Пронзительно загудел паровоз.
Вдали за кустарником блеснули железными крышами дома Ожерелок. Набирая скорость, поезд шел мимо льняного поля. В глубине его парами ходили девушки, держа в руках носилки — две жерди, скрепленные рогожей. Девушки ступали медленно и так осторожно, что не заметно было колыхания голубых цветов, достававших им до пояса. Носилки мерно покачивались, и на поле желтым туманом оседала пыль суперфосфата.
Поле все быстрее и быстрее уплывало назад.
Федя провожал его глазами и досадовал на себя за то, что не успел расспросить Василису Прокофьевну о Кате.
Мысли его отвлекла девушка, занявшая место у окна напротив. При ее появлении стихли все разговоры. Смуглая, в черном запылившемся платке, она облокотилась на выступ окна, но смотрела куда-то в угол вагона и, не замечая, нервно наматывала на гриф гитары конец косы, перекинувшейся у нее через плечо. Лицо ее было какое-то измученное и неподвижное.
Пожилая женщина, расположившаяся на месте Михеича, подошла к ней.
— Здравствуй, Маруся.
— Здравствуйте, — неохотно ответила девушка.

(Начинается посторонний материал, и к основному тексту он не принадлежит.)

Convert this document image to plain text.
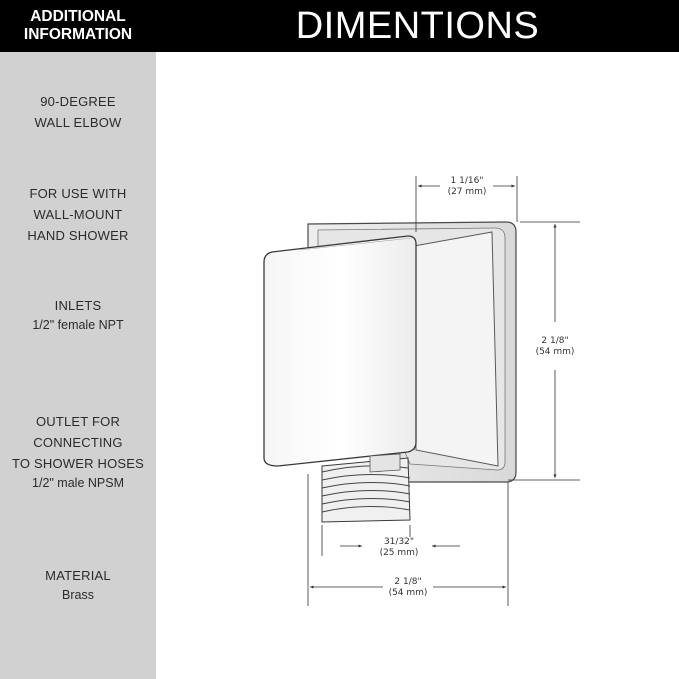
ADDITIONAL
INFORMATION	DIMENTIONS
90-DEGREE
WALL ELBOW
FOR USE WITH
WALL-MOUNT
HAND SHOWER
INLETS
1/2" female NPT
OUTLET FOR
CONNECTING
TO SHOWER HOSES
1/2" male NPSM
MATERIAL
Brass
1 1/16"
(27 mm)
2 1/8"
(54 mm)
31/32"
(25 mm)
2 1/8"
(54 mm)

— А я и не знала, что ты приехала. Давно?
— Позавчера.
— На гулянье теперь?
Девушка повернулась к ней спиной и пошла к выходу.
— Ваша знакомая? — спросил Федя, когда дверь резко захлопнулась.
— С нашего хутора — Кулагина. Учится… — Женщина оглянулась на дверь и зашептала: — По весне к свадьбе готовилась, а парень-то, слышь, подлец оказался.
Раздался паровозный гудок. Замедляя ход, поезд приближался к Певску.
Федя вышел на площадку.
Глава пятая
Солнце уже клонилось к западу, а праздничное веселье было еще в самом разгаре. На одной поляне выступали кружки колхозной самодеятельности, на другой танцевали, на третьей устраивались «бега в мешках». Колхозники расположились, как на кочевье: под соснами дымили самовары, над кострами в котелках и чугунках булькало варево, и легкий смолистый аромат сосен перемешивался с запахом мясного навара и едкого дыма.
Гулко хлопали вылетающие из бутылок пробки. Выпивали торжественно, с чоканьем. И везде слышались разговоры — об урожае, о колхозах, о семейных делах. Некоторые, разгорячась, вынимали карандаши и принимались за подсчеты. Хозяйки безуспешно напоминали о стынувших самоварах, спорящие с досадой отмахивались.
А рядом играла музыка, аукались парни и девушки.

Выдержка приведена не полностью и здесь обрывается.